Das Flachdachgebäude ist ein Skelettbau aus Beton. Ein großer Teil der Außenwände besteht aus Fenstern aus Kiefernholz und teilweise aus Polycarbonat, so dass in den Innenräumen Betonsäulen als tragende Teile zur Unterstützung eingesetzt wurden. Das brachte aber ein Verletzungsrisiko für die Kinder mit sich – die Säulen wurden deshalb im Nachhinein mit weichem Material ummantelt und die Abstände zwischen Säulen und Wänden so verringert, dass sich die Kinder dort nicht hineinzwängen und hängen bleiben können.
Trotzdem haben Kommune und Architektin hier einen äußerst gelungenen Bau geschaffen, den vorhandenen Platz allerdings nur fast optimal genutzt.
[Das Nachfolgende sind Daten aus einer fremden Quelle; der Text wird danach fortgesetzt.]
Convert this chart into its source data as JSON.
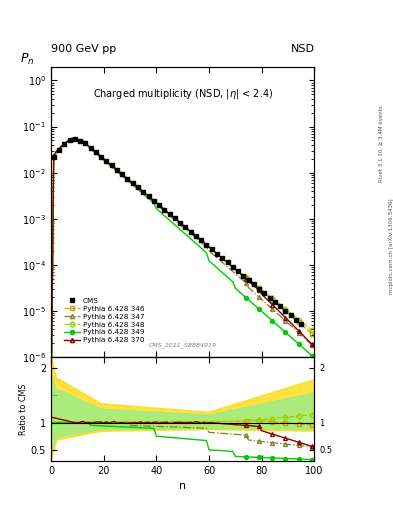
{
  "title_top_left": "900 GeV pp",
  "title_top_right": "NSD",
  "plot_title": "Charged multiplicity (NSD, |\\u03b7| < 2.4)",
  "ylabel_main": "P_n",
  "ylabel_ratio": "Ratio to CMS",
  "xlabel": "n",
  "right_label_top": "Rivet 3.1.10, ≥ 3.4M events",
  "right_label_bot": "mcplots.cern.ch [arXiv:1306.3436]",
  "watermark": "CMS_2011_S8884919",
  "legend_entries": [
    "CMS",
    "Pythia 6.428 346",
    "Pythia 6.428 347",
    "Pythia 6.428 348",
    "Pythia 6.428 349",
    "Pythia 6.428 370"
  ],
  "cms_color": "#000000",
  "p346_color": "#c8a000",
  "p347_color": "#808020",
  "p348_color": "#a0d000",
  "p349_color": "#00cc00",
  "p370_color": "#8b0000",
  "band_yellow_color": "#ffd700",
  "band_green_color": "#90ee90"
}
Der Eingangsbereich mit Garderobe sowie ein Stauraum nehmen viel Platz des Erdgeschosses ein und aus Kostengründen wurde leider darauf verzichtet, das Dach komplett zum Spielen auszubauen. Zudem heizt sich einer der Räume im Sommer so stark auf, dass er zeitweilig nicht genutzt werden kann. Mit Fußboden und Gummigranulat in verschiedenen Farben und den vielen Erhebungen sowie der Dachterrasse mit Aufsicht auf die umgebenden Straße und Wege kommt das Gebäude den kindlichen Bedürfnissen entgegen, ohne die Sinne zu stressen. Das Haus ist – auch im übertragenden Sinne – farbig, aber nicht bunt.